Out these clients, those who have a delay in repaying a loan earning:
- below median income: 4.2%
- above median income:: 4.0%

### Step 3. -4. How do different loan purposes affect on-time repayment of the loan?

In [24]:
credit_scoring.groupby(['purpose','debt']).size()

#In order to take a look on on-time repayment of the loan 
#let's use variable ontime_debt_total that sums up those who has no debt ('debt' == 0)
ontime_debt_total = credit_scoring[credit_scoring['debt'] == 0]
print('Different loan purposes affect on-time repayment in ', (len(ontime_debt_total)),'cases as follows:')
print()
#Let's take a look for what purposes loans were repaid successfully
purpose = ontime_debt_total['purpose'].value_counts()/len(ontime_debt_total)

print('Real Estate  | Car     | Education | Wedding  ')
print('-----------------------------------------------')
print('{: >12.1%} | {: >7.1%} | {: >9.1%} | {: >9.1%} '.format(purpose[0], purpose[1], purpose[2], purpose[3]))
print()
print('In general, loan is repaid in {:.0%}:'.format(len(ontime_debt_total)/len(credit_scoring)),'cases')
print()

#credit_scoring.info()

Different loan purposes affect on-time repayment in  19783 cases as follows:

Real Estate  | Car     | Education | Wedding  
-----------------------------------------------
        3.7% |    3.6% |      3.6% |      3.1% 

In general, loan is repaid in 92%: cases



### Conclusion

Different loan purposes affect on-time repayment in 19783 cases as follows:
- real estate: 50.8% 
- car: 19.8%
- education: 18.5%
- wedding: 10.9% 

### Step 4. General conclusion

There is a data set credit_scoring.csv that was examined in this project. It consists of 21525 rows, we suppose that every row represents a client who took a loan. Among them we had to find those groups who repays on time depending on their marital status, having or not having kids, income level and  loan purposes.

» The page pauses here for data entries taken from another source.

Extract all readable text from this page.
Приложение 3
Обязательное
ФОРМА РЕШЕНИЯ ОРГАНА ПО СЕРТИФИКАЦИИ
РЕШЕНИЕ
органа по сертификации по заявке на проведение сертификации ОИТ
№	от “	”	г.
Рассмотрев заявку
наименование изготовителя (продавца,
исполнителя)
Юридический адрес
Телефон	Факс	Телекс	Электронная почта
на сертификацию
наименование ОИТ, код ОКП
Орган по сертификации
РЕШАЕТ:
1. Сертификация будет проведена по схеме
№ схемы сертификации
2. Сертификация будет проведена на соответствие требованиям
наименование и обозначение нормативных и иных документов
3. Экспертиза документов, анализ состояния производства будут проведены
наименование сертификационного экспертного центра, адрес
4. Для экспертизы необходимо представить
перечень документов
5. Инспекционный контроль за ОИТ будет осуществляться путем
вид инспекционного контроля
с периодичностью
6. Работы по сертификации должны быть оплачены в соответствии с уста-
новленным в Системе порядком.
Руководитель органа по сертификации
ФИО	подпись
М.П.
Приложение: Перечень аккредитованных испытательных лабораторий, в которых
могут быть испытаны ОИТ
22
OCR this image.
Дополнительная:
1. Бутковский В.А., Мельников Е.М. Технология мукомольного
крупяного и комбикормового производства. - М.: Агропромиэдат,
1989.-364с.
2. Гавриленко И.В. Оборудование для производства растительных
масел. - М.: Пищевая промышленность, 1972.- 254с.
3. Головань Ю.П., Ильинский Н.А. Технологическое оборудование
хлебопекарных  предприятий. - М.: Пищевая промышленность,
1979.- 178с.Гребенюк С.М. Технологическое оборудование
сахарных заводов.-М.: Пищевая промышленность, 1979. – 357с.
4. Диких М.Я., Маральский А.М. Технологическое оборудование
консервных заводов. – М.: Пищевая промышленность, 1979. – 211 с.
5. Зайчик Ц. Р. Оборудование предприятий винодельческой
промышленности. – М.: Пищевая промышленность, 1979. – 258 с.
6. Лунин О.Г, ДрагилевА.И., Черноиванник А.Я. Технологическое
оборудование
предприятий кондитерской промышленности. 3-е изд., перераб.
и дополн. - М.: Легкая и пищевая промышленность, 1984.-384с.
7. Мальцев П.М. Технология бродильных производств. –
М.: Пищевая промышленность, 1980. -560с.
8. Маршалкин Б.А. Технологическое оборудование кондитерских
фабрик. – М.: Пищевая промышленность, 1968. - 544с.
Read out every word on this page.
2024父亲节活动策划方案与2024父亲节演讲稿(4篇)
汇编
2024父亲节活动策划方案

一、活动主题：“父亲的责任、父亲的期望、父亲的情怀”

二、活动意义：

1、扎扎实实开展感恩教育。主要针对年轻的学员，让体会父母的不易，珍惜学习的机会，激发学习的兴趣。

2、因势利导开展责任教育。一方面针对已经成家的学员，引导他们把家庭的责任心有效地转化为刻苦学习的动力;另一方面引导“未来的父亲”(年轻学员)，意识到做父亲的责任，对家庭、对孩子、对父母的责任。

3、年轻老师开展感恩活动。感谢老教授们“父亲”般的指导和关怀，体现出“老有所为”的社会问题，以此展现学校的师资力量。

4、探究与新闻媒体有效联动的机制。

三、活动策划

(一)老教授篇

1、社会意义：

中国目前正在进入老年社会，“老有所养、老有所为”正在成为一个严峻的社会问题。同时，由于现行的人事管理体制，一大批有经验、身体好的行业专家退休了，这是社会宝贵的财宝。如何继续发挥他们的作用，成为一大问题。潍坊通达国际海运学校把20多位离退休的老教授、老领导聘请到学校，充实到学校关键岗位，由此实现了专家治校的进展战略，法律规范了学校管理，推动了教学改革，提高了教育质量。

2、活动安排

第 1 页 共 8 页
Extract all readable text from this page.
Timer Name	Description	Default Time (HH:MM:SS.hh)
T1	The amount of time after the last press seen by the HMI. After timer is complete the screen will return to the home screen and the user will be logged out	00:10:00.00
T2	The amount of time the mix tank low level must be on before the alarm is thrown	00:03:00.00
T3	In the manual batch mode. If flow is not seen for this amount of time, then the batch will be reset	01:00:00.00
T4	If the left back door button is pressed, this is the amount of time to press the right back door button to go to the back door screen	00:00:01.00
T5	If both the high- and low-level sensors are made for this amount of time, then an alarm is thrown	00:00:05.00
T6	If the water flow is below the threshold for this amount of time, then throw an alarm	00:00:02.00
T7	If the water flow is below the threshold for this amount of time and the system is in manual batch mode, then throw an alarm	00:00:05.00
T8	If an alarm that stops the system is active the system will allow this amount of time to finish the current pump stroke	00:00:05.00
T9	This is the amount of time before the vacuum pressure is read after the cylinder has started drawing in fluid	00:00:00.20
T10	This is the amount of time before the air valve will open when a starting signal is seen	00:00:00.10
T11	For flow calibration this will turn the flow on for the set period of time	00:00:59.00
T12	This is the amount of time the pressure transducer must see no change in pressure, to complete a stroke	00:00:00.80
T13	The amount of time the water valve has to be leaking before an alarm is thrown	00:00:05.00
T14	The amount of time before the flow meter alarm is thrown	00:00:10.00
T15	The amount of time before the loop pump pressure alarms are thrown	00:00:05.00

Out of total number of clients, those who have a delay in repaying a loan living:
- in couples (married or in civil partnership): 6.1%
- alone (widow / widower, divorced or unmarried): 2.0%

There is a relation between having kids and delay in repaying a loan on time in 3.1% cases.

We examined those clients who did reported their income that is 90% of total clients. Out these clients, those who have a delay in repaying a loan earning:
* below median income: 4.2%
* above median income: 4.0%

As per those, who repay there loan on time, loan purposes are divided as follows::
* real estate: 50.8% 
* car: 19.8%
* education: 18.5%
* wedding: 10.9% 

In general, loan is repaid in 92% of cases.


Below you can find more details regarding data preprocessing.
Predefined columns: 

The clients’ family status appears in the ‘family_status’ column and 'family_status_id'; their total income, in the ‘total_income’ column (as float); and their ages (as integers), in the ‘dob_years’ column; number of children in 'children' column, employment period in 'days_employed', educational level in 'education' column and 'education_id', client's gender in 'gender' column; source of income in 'income_type'; status of the credit repayment in 'debt' column; credit's purpose in 'purpose'.


For analysis purposes following columns were created in order to deep dive into groups:
- age_group 
- family_group
- children_group   
- education_group 
- kids_loan_trust 
- marital_loan_trust
- income_group.

While cleaning the data following manipulations were executed:
- missing values were replaced in case of ‘gender’ column - 1 row, value XNA
- erroneous data was fixed in ‘children’ column:  
    - negative value replaced with positive
    - value ’20’ replaced by ‘2’ - as it had significant number of clients and pretty unusual, taking into account that the next number of kids was ‘5’; thus it was considered as ‘2’ that was saved with errors 
- negative values in ‘days_employed’ column were replace with positive
- data in column ’education’ was aligned with lower case
- column ‘purpose’ were aligned according to 4 categories: car, wedding, real estate, education; all other variations were replaced by those four
- column ‘tatal_income’ had 10% of missing values, thus this group (without missing values) was examined separately in the dedicated part regarding relation between loan repayment and income.